Studies have shown that injection of iron can induce epileptiform activity when injected in specific brain regions (10,12). Whether this effect is caused by iron-induced lesions or by iron-induced destabilization of nearby neuronal networks is not known. In our study, ferritin protein expression was still high at specific brain areas in chronic epileptic rats at a time when cell loss is negligible (17,24,28). Thus although no contribution occurs from released iron from dying cells, iron homeostasis seems still to be disrupted in these regions. Because ferritin also is capable of releasing iron, it is tempting to speculate that ferritin-containing microglia cells remain a permanent potential source for release of iron that could affect and destabilize the neuronal networks. In this respect, it is noteworthy that ferritin is significantly increased in the superficial layers of the EC of rats with progressive seizure evolution. The superficial layers of the EC in chronic epileptic rats are very prone to oscillatory activity and are therefore considered to be highly epileptogenic (29,30). Nevertheless, the relation between increased ferritin expression and seizure progression does not necessarily imply that progression is caused by a disturbed iron homeostasis. It might be just the result of SE-induced cell death, which positively correlates with the probability to develop a progressive form of epilepsy later (17).

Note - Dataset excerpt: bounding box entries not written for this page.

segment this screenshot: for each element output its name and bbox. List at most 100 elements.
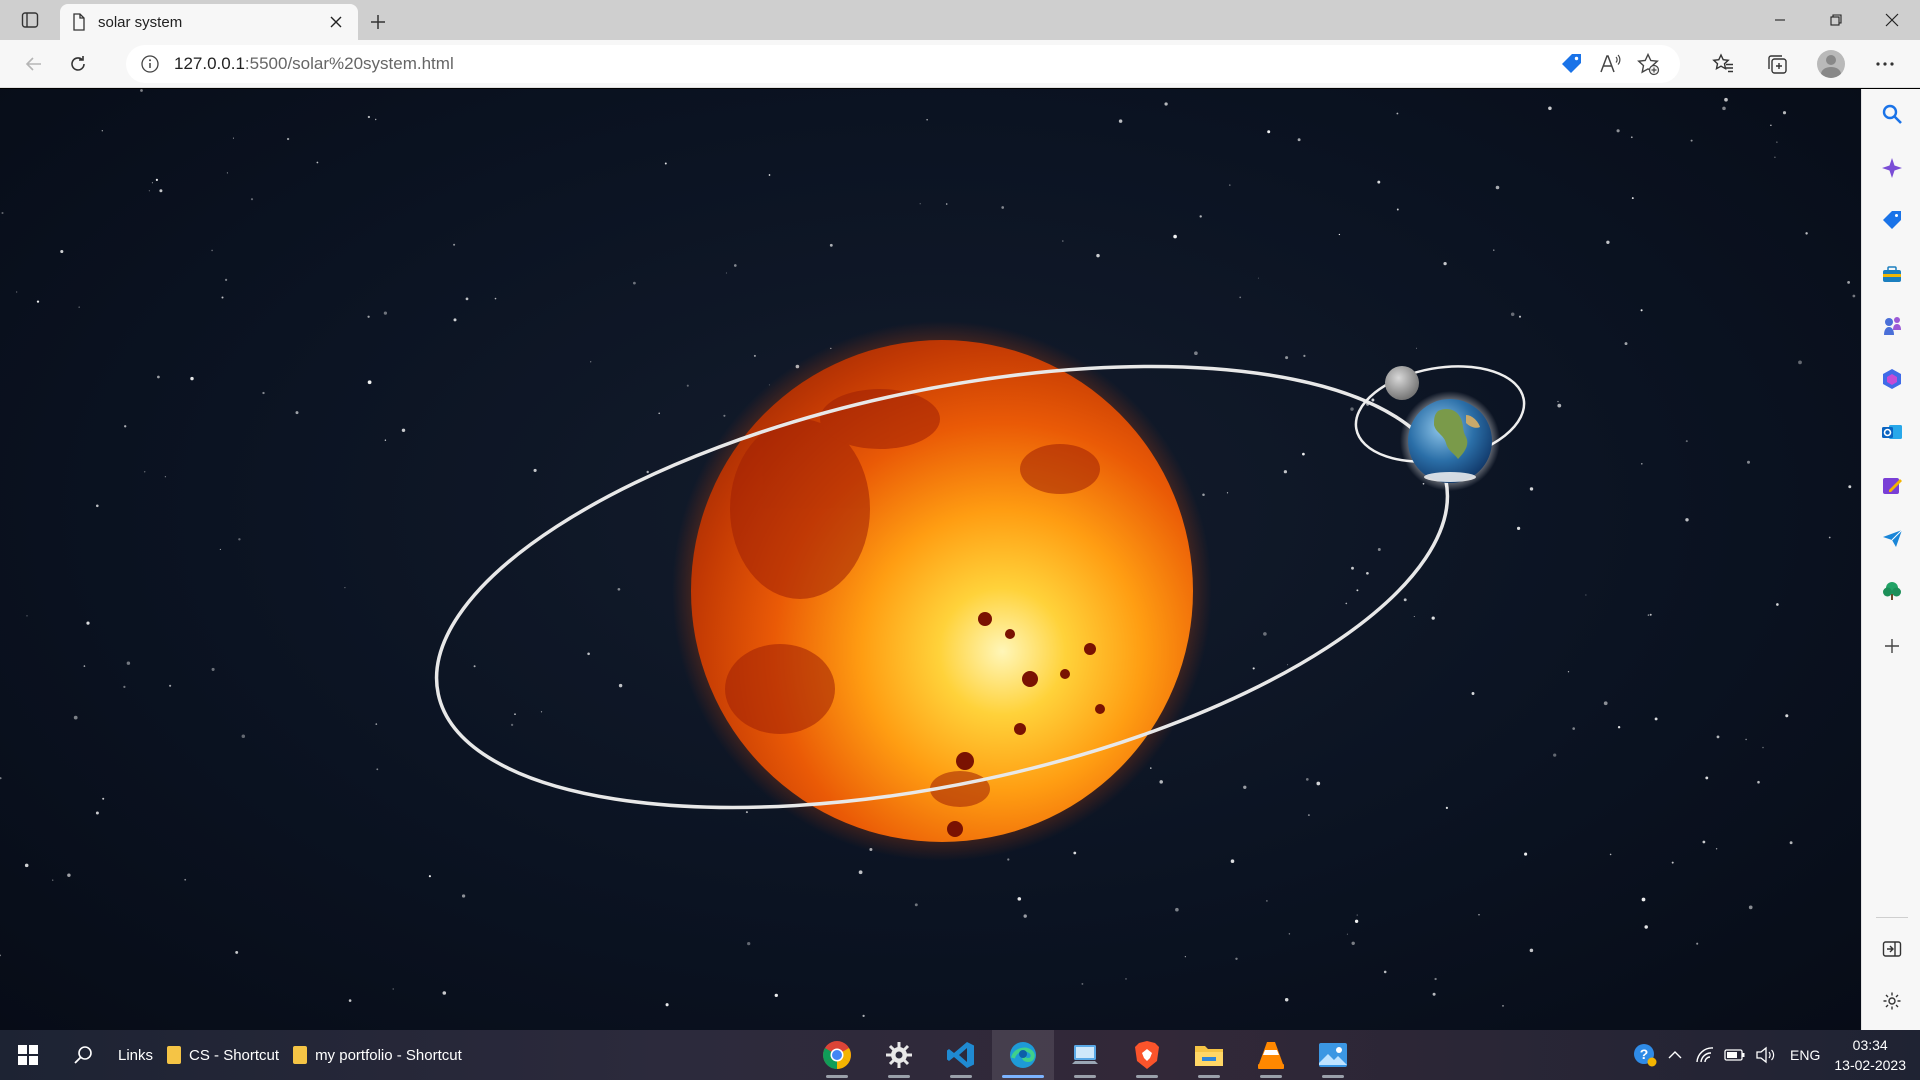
- star: [316, 161, 319, 164]
- refresh-button[interactable]: [58, 44, 98, 84]
- taskbar-search-button[interactable]: [56, 1030, 112, 1080]
- sidebar-designer[interactable]: [1862, 465, 1920, 505]
- close-window-button[interactable]: [1864, 0, 1920, 40]
- sidebar-tools[interactable]: [1862, 254, 1920, 294]
- star: [384, 439, 387, 441]
- tray-network[interactable]: [1690, 1030, 1720, 1080]
- close-tab-button[interactable]: [326, 12, 346, 32]
- star: [1175, 907, 1179, 912]
- star: [1017, 897, 1022, 901]
- star: [1640, 309, 1643, 312]
- star: [465, 297, 469, 301]
- star: [1316, 781, 1321, 786]
- star: [1267, 130, 1271, 134]
- sidebar-games[interactable]: [1862, 306, 1920, 346]
- star: [768, 174, 771, 176]
- sidebar-office[interactable]: [1862, 359, 1920, 399]
- back-button[interactable]: [14, 44, 54, 84]
- url-text[interactable]: 127.0.0.1:5500/solar%20system.html: [174, 54, 1560, 74]
- browser-tab[interactable]: solar system: [60, 4, 358, 40]
- star: [1510, 312, 1515, 317]
- sidebar-outlook[interactable]: [1862, 412, 1920, 452]
- star: [262, 391, 265, 395]
- more-button[interactable]: [1858, 40, 1912, 88]
- taskbar-chrome[interactable]: [806, 1030, 868, 1080]
- star: [1774, 156, 1776, 159]
- sidebar-send[interactable]: [1862, 518, 1920, 558]
- favorites-button[interactable]: [1696, 40, 1750, 88]
- star: [401, 428, 406, 433]
- taskbar-vscode[interactable]: [930, 1030, 992, 1080]
- star: [250, 198, 254, 201]
- star: [1366, 571, 1369, 575]
- star: [164, 476, 167, 478]
- star: [1671, 861, 1674, 864]
- taskbar-file-explorer[interactable]: [1178, 1030, 1240, 1080]
- add-favorite-icon[interactable]: [1636, 52, 1660, 76]
- taskbar-edge[interactable]: [992, 1030, 1054, 1080]
- star: [1371, 398, 1375, 402]
- star: [1685, 440, 1688, 443]
- sun: [691, 340, 1193, 842]
- sidebar-copilot[interactable]: [1862, 148, 1920, 188]
- star: [1023, 914, 1027, 918]
- taskbar-remote-desktop[interactable]: [1054, 1030, 1116, 1080]
- shortcut-cs[interactable]: CS - Shortcut: [167, 1046, 279, 1064]
- star: [1096, 253, 1100, 258]
- read-aloud-icon[interactable]: [1598, 52, 1622, 76]
- star: [184, 878, 187, 881]
- new-tab-button[interactable]: [358, 4, 398, 40]
- shortcut-portfolio[interactable]: my portfolio - Shortcut: [293, 1046, 462, 1064]
- star: [1001, 206, 1005, 209]
- star: [1798, 360, 1802, 365]
- star: [1194, 351, 1198, 356]
- site-info-icon[interactable]: [140, 54, 160, 74]
- tab-actions-button[interactable]: [0, 0, 60, 40]
- sidebar-shopping[interactable]: [1862, 200, 1920, 240]
- taskbar-settings[interactable]: [868, 1030, 930, 1080]
- taskbar-vlc[interactable]: [1240, 1030, 1302, 1080]
- moon: [1385, 366, 1419, 400]
- vlc-icon: [1258, 1042, 1284, 1069]
- links-toolbar-label[interactable]: Links: [118, 1047, 153, 1064]
- star: [1199, 215, 1202, 218]
- outlook-icon: [1881, 425, 1902, 439]
- sidebar-tree[interactable]: [1862, 571, 1920, 611]
- sidebar-search[interactable]: [1862, 94, 1920, 134]
- settings-gear-icon: [886, 1042, 912, 1068]
- star: [725, 272, 727, 274]
- tray-help[interactable]: ?: [1630, 1030, 1660, 1080]
- profile-button[interactable]: [1804, 40, 1858, 88]
- star: [1757, 780, 1760, 784]
- star: [1354, 919, 1359, 923]
- star: [286, 137, 290, 141]
- star: [1257, 277, 1259, 279]
- star: [1377, 180, 1381, 184]
- taskbar-brave[interactable]: [1116, 1030, 1178, 1080]
- tray-volume[interactable]: [1750, 1030, 1780, 1080]
- star: [52, 879, 54, 881]
- starfield: [0, 89, 1856, 1018]
- taskbar-photos[interactable]: [1302, 1030, 1364, 1080]
- star: [1287, 664, 1289, 666]
- shopping-tag-icon[interactable]: [1560, 52, 1584, 76]
- sidebar-settings[interactable]: [1862, 981, 1920, 1021]
- system-clock[interactable]: 03:34 13-02-2023: [1834, 1035, 1906, 1075]
- star: [829, 243, 833, 247]
- url-path: :5500/solar%20system.html: [244, 54, 454, 73]
- collections-button[interactable]: [1750, 40, 1804, 88]
- star: [1297, 138, 1301, 142]
- star: [1747, 460, 1750, 464]
- restore-button[interactable]: [1808, 0, 1864, 40]
- star: [1243, 785, 1247, 789]
- start-button[interactable]: [0, 1030, 56, 1080]
- star: [211, 667, 215, 671]
- input-language[interactable]: ENG: [1790, 1047, 1820, 1063]
- tray-battery[interactable]: [1720, 1030, 1750, 1080]
- sidebar-add[interactable]: [1862, 626, 1920, 666]
- tray-overflow[interactable]: [1660, 1030, 1690, 1080]
- address-bar[interactable]: 127.0.0.1:5500/solar%20system.html: [126, 45, 1680, 83]
- minimize-button[interactable]: [1752, 0, 1808, 40]
- sidebar-split-screen[interactable]: [1862, 929, 1920, 969]
- collections-icon: [1768, 55, 1787, 74]
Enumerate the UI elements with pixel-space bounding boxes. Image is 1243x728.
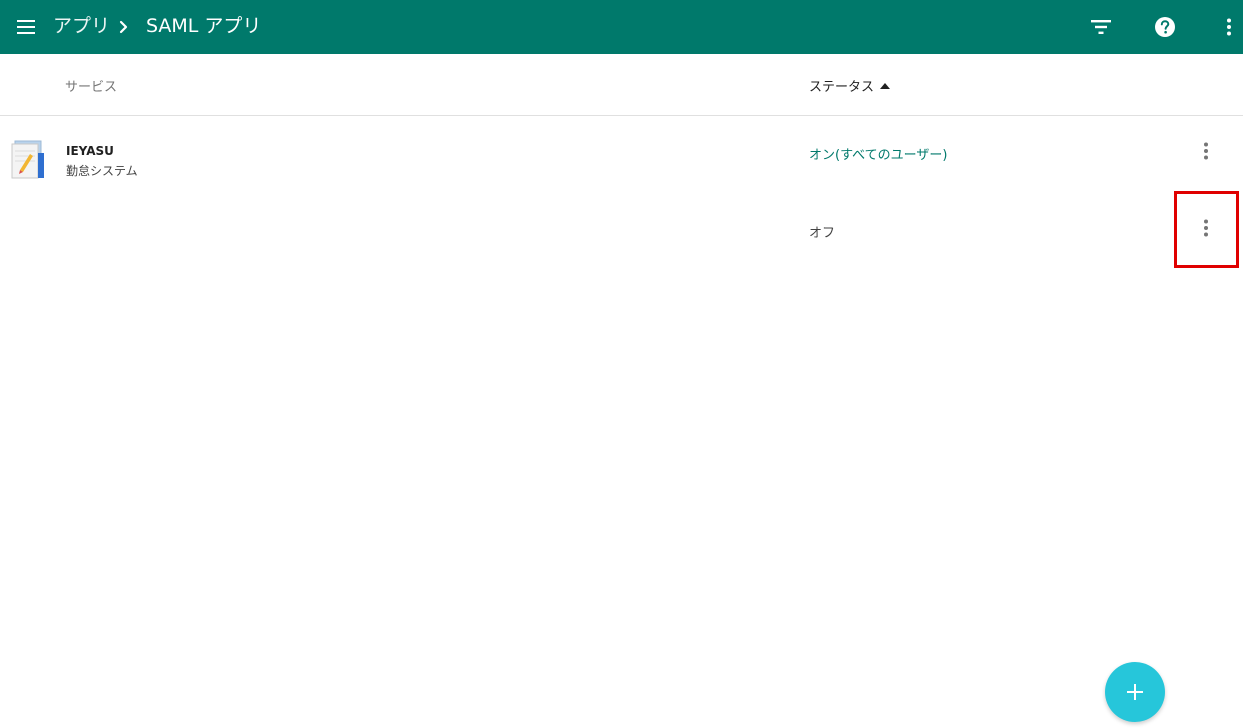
notepad-app-icon (11, 140, 44, 179)
column-header-service[interactable]: サービス (65, 76, 117, 95)
chevron-right-icon (119, 20, 128, 34)
menu-button[interactable] (14, 15, 38, 39)
help-icon (1155, 17, 1175, 37)
table-header: サービス ステータス (0, 54, 1243, 116)
breadcrumb-apps[interactable]: アプリ (53, 14, 110, 38)
breadcrumb-current-page: SAML アプリ (146, 15, 262, 37)
status-value[interactable]: オン(すべてのユーザー) (809, 144, 947, 163)
app-name[interactable]: IEYASU (66, 144, 114, 158)
filter-icon (1091, 20, 1111, 34)
more-vert-icon (1227, 18, 1231, 36)
more-options-button[interactable] (1217, 15, 1241, 39)
top-app-bar: アプリ SAML アプリ (0, 0, 1243, 54)
plus-icon (1127, 684, 1143, 700)
menu-icon (17, 20, 35, 34)
highlight-annotation-box (1174, 191, 1239, 268)
table-row[interactable]: オフ (0, 192, 1243, 268)
column-header-status-label: ステータス (809, 80, 875, 95)
sort-ascending-icon (880, 82, 891, 89)
more-vert-icon (1204, 142, 1208, 160)
table-row[interactable]: IEYASU 勤怠システム オン(すべてのユーザー) (0, 117, 1243, 189)
status-value: オフ (809, 226, 836, 241)
help-button[interactable] (1153, 15, 1177, 39)
filter-button[interactable] (1089, 15, 1113, 39)
app-description: 勤怠システム (66, 164, 138, 178)
add-app-fab-button[interactable] (1105, 662, 1165, 722)
row-more-button[interactable] (1194, 139, 1218, 163)
column-header-status[interactable]: ステータス (809, 76, 891, 95)
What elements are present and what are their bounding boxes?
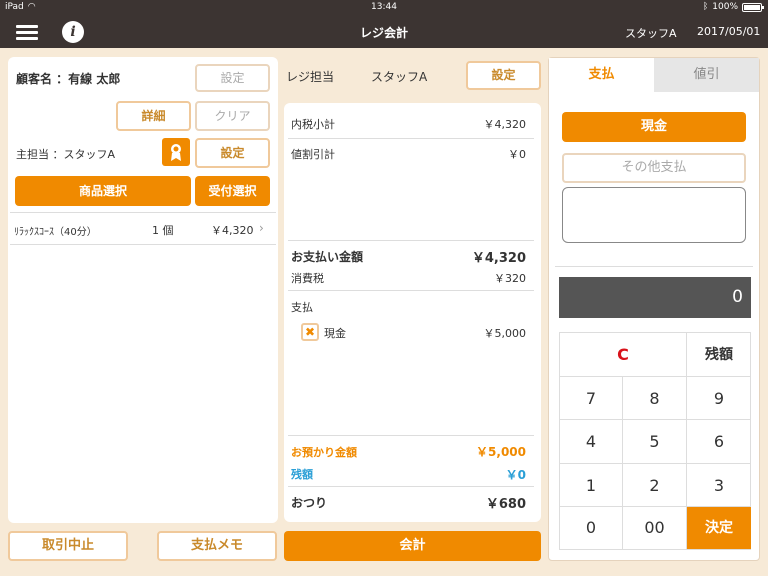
divider (288, 240, 534, 241)
info-icon[interactable]: i (62, 21, 84, 43)
staff-setting-button[interactable]: 設定 (195, 138, 270, 168)
nav-staff: スタッフA (625, 27, 677, 40)
subtotal-value: ￥4,320 (483, 118, 527, 131)
divider (10, 244, 276, 245)
key-00[interactable]: 00 (623, 507, 687, 549)
total-label: お支払い金額 (291, 250, 364, 264)
item-qty: 1 個 (152, 224, 174, 237)
status-right: ᛒ 100% (702, 2, 764, 12)
key-9[interactable]: 9 (687, 377, 751, 420)
battery-icon (742, 2, 764, 12)
remaining-label: 残額 (291, 468, 313, 481)
amount-display: 0 (559, 277, 751, 318)
divider (288, 486, 534, 487)
payment-method: 現金 (324, 327, 346, 340)
divider (10, 212, 276, 213)
divider (288, 290, 534, 291)
tab-discount[interactable]: 値引 (654, 58, 759, 92)
deposit-label: お預かり金額 (291, 446, 357, 459)
list-item[interactable]: ﾘﾗｯｸｽｺｰｽ（40分） 1 個 ￥4,320 › (10, 215, 276, 243)
change-value: ￥680 (485, 497, 526, 512)
key-4[interactable]: 4 (560, 420, 623, 464)
register-setting-button[interactable]: 設定 (466, 61, 541, 90)
tax-label: 消費税 (291, 272, 324, 285)
divider (288, 138, 534, 139)
register-staff: スタッフA (371, 70, 428, 84)
discount-value: ￥0 (508, 148, 526, 161)
enter-key[interactable]: 決定 (687, 507, 751, 549)
remove-payment-icon[interactable]: ✖ (301, 323, 319, 341)
payment-label: 支払 (291, 301, 313, 314)
item-name: ﾘﾗｯｸｽｺｰｽ（40分） (14, 227, 97, 238)
key-3[interactable]: 3 (687, 464, 751, 507)
clear-key[interactable]: C (560, 333, 687, 377)
payment-note-input[interactable] (562, 187, 746, 243)
main-staff: 主担当 ：スタッフA (16, 148, 116, 161)
customer-setting-button[interactable]: 設定 (195, 64, 270, 92)
discount-label: 値割引計 (291, 148, 335, 161)
chevron-right-icon: › (259, 221, 264, 235)
register-staff-label: レジ担当 (286, 70, 335, 84)
checkout-button[interactable]: 会計 (284, 531, 541, 561)
change-label: おつり (291, 496, 328, 510)
cash-button[interactable]: 現金 (562, 112, 746, 142)
key-7[interactable]: 7 (560, 377, 623, 420)
tax-value: ￥320 (494, 272, 526, 285)
payment-amount: ￥5,000 (483, 327, 527, 340)
hamburger-menu-icon[interactable] (16, 22, 38, 42)
customer-name: 顧客名 ：有線 太郎 (16, 72, 121, 86)
deposit-value: ￥5,000 (476, 445, 526, 459)
divider (288, 435, 534, 436)
key-8[interactable]: 8 (623, 377, 687, 420)
key-6[interactable]: 6 (687, 420, 751, 464)
subtotal-label: 内税小計 (291, 118, 335, 131)
product-select-button[interactable]: 商品選択 (15, 176, 191, 206)
key-1[interactable]: 1 (560, 464, 623, 507)
item-price: ￥4,320 (211, 224, 254, 237)
clear-button[interactable]: クリア (195, 101, 270, 131)
detail-button[interactable]: 詳細 (116, 101, 191, 131)
key-5[interactable]: 5 (623, 420, 687, 464)
cancel-transaction-button[interactable]: 取引中止 (8, 531, 128, 561)
remaining-key[interactable]: 残額 (687, 333, 751, 377)
reception-select-button[interactable]: 受付選択 (195, 176, 270, 206)
payment-memo-button[interactable]: 支払メモ (157, 531, 277, 561)
nav-date: 2017/05/01 (697, 25, 761, 38)
other-payment-button[interactable]: その他支払 (562, 153, 746, 183)
status-time: 13:44 (371, 2, 397, 12)
nav-bar: i レジ会計 スタッフA 2017/05/01 (0, 16, 768, 48)
key-0[interactable]: 0 (560, 507, 623, 549)
total-value: ￥4,320 (471, 251, 526, 266)
bluetooth-icon: ᛒ (702, 2, 709, 12)
key-2[interactable]: 2 (623, 464, 687, 507)
numeric-keypad: C 残額 7 8 9 4 5 6 1 2 3 0 00 決定 (559, 332, 751, 550)
remaining-value: ￥0 (505, 468, 526, 482)
award-badge-icon[interactable] (162, 138, 190, 166)
tab-payment[interactable]: 支払 (549, 58, 654, 92)
status-bar: iPad ◠ 13:44 ᛒ 100% (0, 0, 768, 16)
battery-percent: 100% (712, 2, 738, 12)
divider (555, 266, 753, 267)
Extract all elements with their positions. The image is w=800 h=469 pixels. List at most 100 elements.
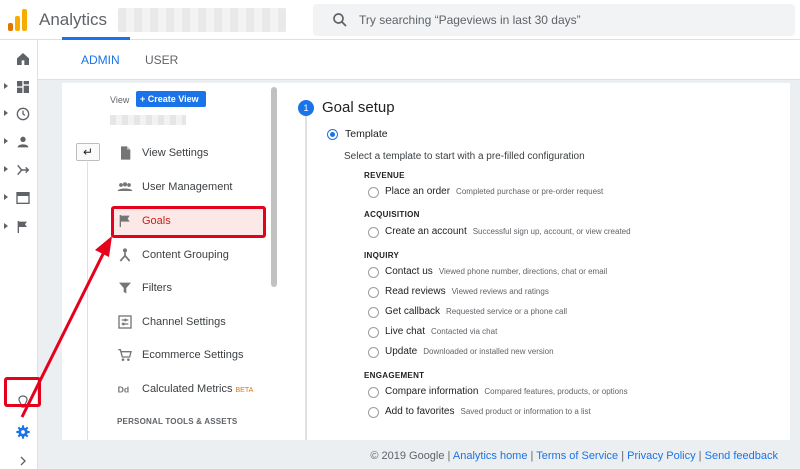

However, assuming that it reflects a compromised iron homeostasis, ferritin expression could provide a biologic marker with potential relevance for an insight into the progressive state of the disease.
The increased ferritin expression in chronic epileptic rats that occurred in specific cells (microglia) at defined cortical layers of the parahippocampal region was observed in rats with a progressive form of epilepsy. Whether this increased expression might alter cellular properties and network excitability must be further investigated. Manipulation of this ferritin protein expression (e.g., via dietary iron restriction in rats with progressive seizure evolution) could provide an answer as to whether increased ferritin levels contribute to the progression of temporal lobe epilepsy or that its increased expression reflects the aftermath of cell death incurred early after SE.
Acknowledgment: We thank Dr. M. de Sousa for her valuable comments on the manuscript. Part of this work was supported by a grant of the National Epilepsy Fund “Power of the Small” nr 01-09 and 03-03.